Sometimes, the penetration can be startling. Asked about the only time she ever wept at an exhibition, painter Judy Rushin admits, “I wish it were a cooler show. But ... I remember when I saw the Van Gogh in Arles show in 1984 at the Met, it made me cry.

“I could viscerally feel his presence in these pieces, especially in the drawings,” Rushin continues. “The texture that he uses, and the patterning was so vividly drawn that the drawings almost seemed to breathe in and out off the wall.”

Sam Romo specializes in contemporary conceptual work at his Castleberry Hill gallery, and yet the artwork that inspired his most emotional response was Michelangelo’s classic sculpture “David” at Florence’s Gallery of the Accademia di Belle Arti.

“It was the most amazing thing I had ever seen,” he said, then paused before asking, “How could a human ever do such a thing?”

There even is a syndrome ascribed to the profound sentiments that great art can elicit in viewers — first identified in the 1970s by Italian psychologist Graziella Magherini. He observed an intense, psychosomatic response, often resulting in hospitalization, to the works of art housed in the cradle city of the Italian Renaissance, Florence.

But the “Stendhal syndrome,” as it became known, is only an extreme example of the way artworks act upon our senses and overwhelm us.

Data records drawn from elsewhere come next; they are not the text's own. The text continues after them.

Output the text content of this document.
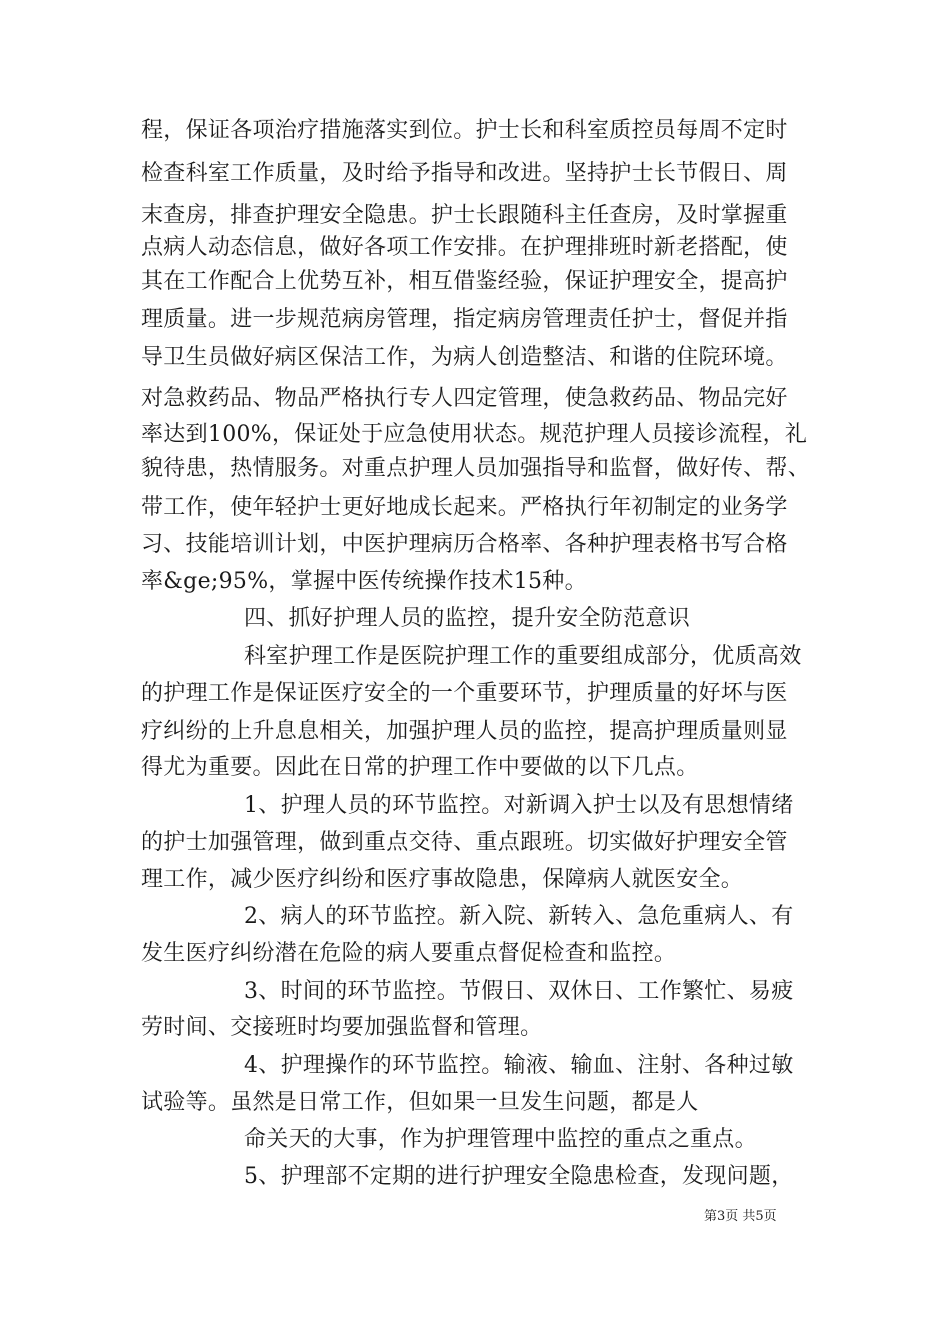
程，保证各项治疗措施落实到位。护士长和科室质控员每周不定时
检查科室工作质量，及时给予指导和改进。坚持护士长节假日、周
末查房，排查护理安全隐患。护士长跟随科主任查房，及时掌握重
点病人动态信息，做好各项工作安排。在护理排班时新老搭配，使
其在工作配合上优势互补，相互借鉴经验，保证护理安全，提高护
理质量。进一步规范病房管理，指定病房管理责任护士，督促并指
导卫生员做好病区保洁工作，为病人创造整洁、和谐的住院环境。
对急救药品、物品严格执行专人四定管理，使急救药品、物品完好
率达到100%，保证处于应急使用状态。规范护理人员接诊流程，礼
貌待患，热情服务。对重点护理人员加强指导和监督，做好传、帮、
带工作，使年轻护士更好地成长起来。严格执行年初制定的业务学
习、技能培训计划，中医护理病历合格率、各种护理表格书写合格
率&ge;95%，掌握中医传统操作技术15种。
四、抓好护理人员的监控，提升安全防范意识
科室护理工作是医院护理工作的重要组成部分，优质高效
的护理工作是保证医疗安全的一个重要环节，护理质量的好坏与医
疗纠纷的上升息息相关，加强护理人员的监控，提高护理质量则显
得尤为重要。因此在日常的护理工作中要做的以下几点。
1、护理人员的环节监控。对新调入护士以及有思想情绪
的护士加强管理，做到重点交待、重点跟班。切实做好护理安全管
理工作，减少医疗纠纷和医疗事故隐患，保障病人就医安全。
2、病人的环节监控。新入院、新转入、急危重病人、有
发生医疗纠纷潜在危险的病人要重点督促检查和监控。
3、时间的环节监控。节假日、双休日、工作繁忙、易疲
劳时间、交接班时均要加强监督和管理。
4、护理操作的环节监控。输液、输血、注射、各种过敏
试验等。虽然是日常工作，但如果一旦发生问题，都是人
命关天的大事，作为护理管理中监控的重点之重点。
5、护理部不定期的进行护理安全隐患检查，发现问题，
第3页 共5页
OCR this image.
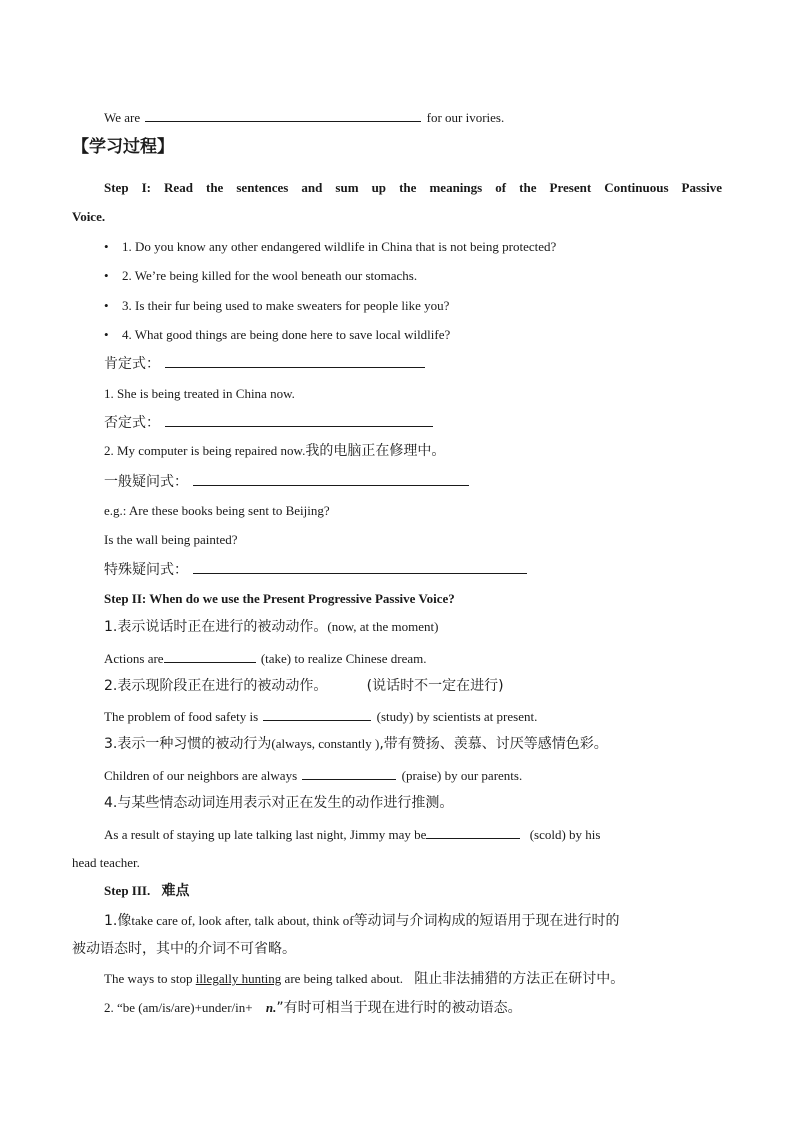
We are	for our ivories.
【学习过程】
Step I: Read the sentences and sum up the meanings of the Present Continuous Passive
Voice.
• 1. Do you know any other endangered wildlife in China that is not being protected?
• 2. We’re being killed for the wool beneath our stomachs.
• 3. Is their fur being used to make sweaters for people like you?
• 4. What good things are being done here to save local wildlife?
肯定式：
1. She is being treated in China now.
否定式：
2. My computer is being repaired now.我的电脑正在修理中。
一般疑问式：
e.g.: Are these books being sent to Beijing?
Is the wall being painted?
特殊疑问式：
Step II: When do we use the Present Progressive Passive Voice?
1.表示说话时正在进行的被动动作。(now, at the moment)
Actions are	(take) to realize Chinese dream.
2.表示现阶段正在进行的被动动作。	(说话时不一定在进行)
The problem of food safety is	(study) by scientists at present.
3.表示一种习惯的被动行为(always, constantly ),带有赞扬、羡慕、讨厌等感情色彩。
Children of our neighbors are always	(praise) by our parents.
4.与某些情态动词连用表示对正在发生的动作进行推测。
As a result of staying up late talking last night, Jimmy may be	(scold) by his
head teacher.
Step III. 难点
1.像take care of, look after, talk about, think of等动词与介词构成的短语用于现在进行时的
被动语态时，其中的介词不可省略。
The ways to stop illegally hunting are being talked about. 阻止非法捕猎的方法正在研讨中。
2. “be (am/is/are)+under/in+ n.”有时可相当于现在进行时的被动语态。
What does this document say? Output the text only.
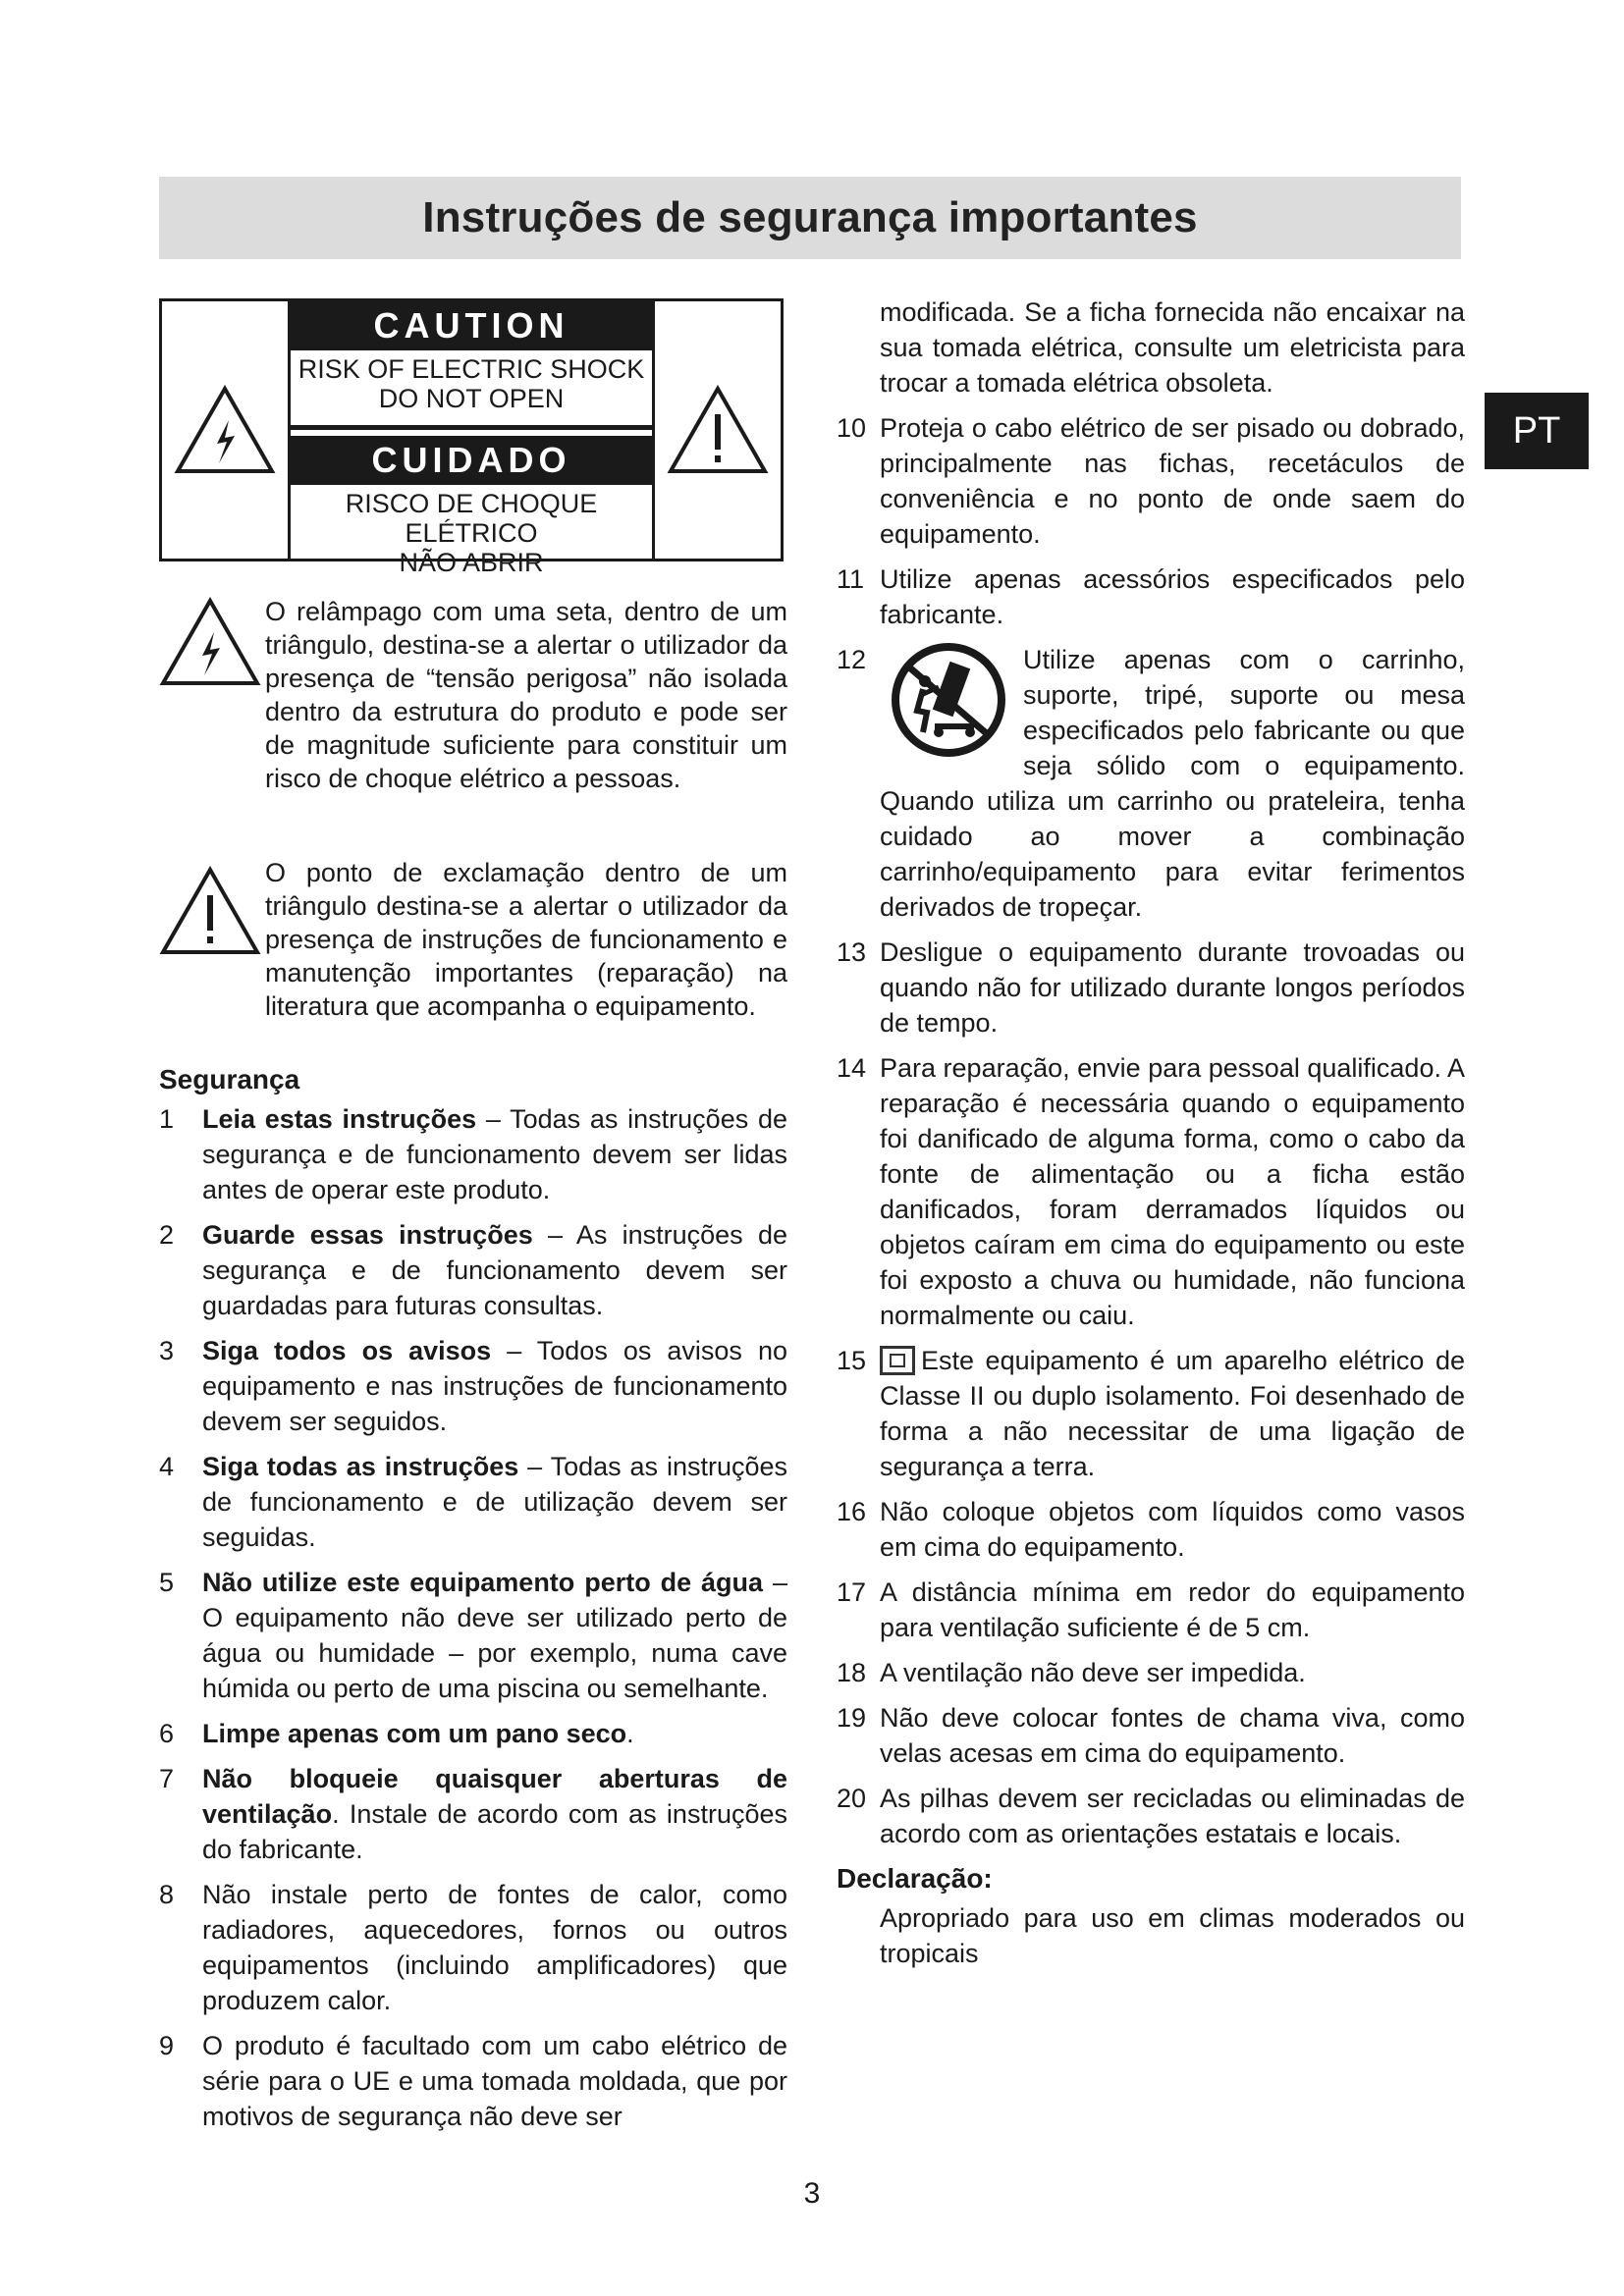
Instruções de segurança importantes
PT
CAUTION
RISK OF ELECTRIC SHOCK
DO NOT OPEN
CUIDADO
RISCO DE CHOQUE ELÉTRICO
NÃO ABRIR
O relâmpago com uma seta, dentro de um triângulo, destina-se a alertar o utilizador da presença de “tensão perigosa” não isolada dentro da estrutura do produto e pode ser de magnitude suficiente para constituir um risco de choque elétrico a pessoas.
O ponto de exclamação dentro de um triângulo destina-se a alertar o utilizador da presença de instruções de funcionamento e manutenção importantes (reparação) na literatura que acompanha o equipamento.
Segurança
1 Leia estas instruções – Todas as instruções de segurança e de funcionamento devem ser lidas antes de operar este produto.
2 Guarde essas instruções – As instruções de segurança e de funcionamento devem ser guardadas para futuras consultas.
3 Siga todos os avisos – Todos os avisos no equipamento e nas instruções de funcionamento devem ser seguidos.
4 Siga todas as instruções – Todas as instruções de funcionamento e de utilização devem ser seguidas.
5 Não utilize este equipamento perto de água – O equipamento não deve ser utilizado perto de água ou humidade – por exemplo, numa cave húmida ou perto de uma piscina ou semelhante.
6 Limpe apenas com um pano seco.
7 Não bloqueie quaisquer aberturas de ventilação. Instale de acordo com as instruções do fabricante.
8 Não instale perto de fontes de calor, como radiadores, aquecedores, fornos ou outros equipamentos (incluindo amplificadores) que produzem calor.
9 O produto é facultado com um cabo elétrico de série para o UE e uma tomada moldada, que por motivos de segurança não deve ser
modificada. Se a ficha fornecida não encaixar na sua tomada elétrica, consulte um eletricista para trocar a tomada elétrica obsoleta.
10 Proteja o cabo elétrico de ser pisado ou dobrado, principalmente nas fichas, recetáculos de conveniência e no ponto de onde saem do equipamento.
11 Utilize apenas acessórios especificados pelo fabricante.
12	Utilize apenas com o carrinho, suporte, tripé, suporte ou mesa especificados pelo fabricante ou que seja sólido com o equipamento. Quando utiliza um carrinho ou prateleira, tenha cuidado ao mover a combinação carrinho/equipamento para evitar ferimentos derivados de tropeçar.
13 Desligue o equipamento durante trovoadas ou quando não for utilizado durante longos períodos de tempo.
14 Para reparação, envie para pessoal qualificado. A reparação é necessária quando o equipamento foi danificado de alguma forma, como o cabo da fonte de alimentação ou a ficha estão danificados, foram derramados líquidos ou objetos caíram em cima do equipamento ou este foi exposto a chuva ou humidade, não funciona normalmente ou caiu.
15 Este equipamento é um aparelho elétrico de Classe II ou duplo isolamento. Foi desenhado de forma a não necessitar de uma ligação de segurança a terra.
16 Não coloque objetos com líquidos como vasos em cima do equipamento.
17 A distância mínima em redor do equipamento para ventilação suficiente é de 5 cm.
18 A ventilação não deve ser impedida.
19 Não deve colocar fontes de chama viva, como velas acesas em cima do equipamento.
20 As pilhas devem ser recicladas ou eliminadas de acordo com as orientações estatais e locais.
Declaração:
Apropriado para uso em climas moderados ou tropicais
3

“Last year, I visited MOMA and came across two of de Kooning’s black-and-white paintings, and they literally stopped me in my tracks,” remembers Saltworks Gallery manager Christina Caudill of her own unanticipated reaction to an artwork. “I had read the recent biography on him, which gave a very detailed account of his struggles ... the fact that he was so poor that he couldn’t afford artist paint and had to use household enamels — he could barely afford food.

“Knowing all of this history made me break down in tears.”

Artist Ann-Marie Manker says she is consistently moved by “the visual drama” of monumental work: “It’s just finding awe in human creation.”

Being moved by art is an acknowledgment that beyond the realms of power, money, self-interest and ego in which art also occupies, it exists in a more rarefied zone.

There are glimpses of the mystical and the transcendent in considering objects, often centuries old, and marveling at their astonishing endurance.

Perhaps we cry because we recognize, in art’s capacity to endure and stretch across barriers of time and space, our own mortality.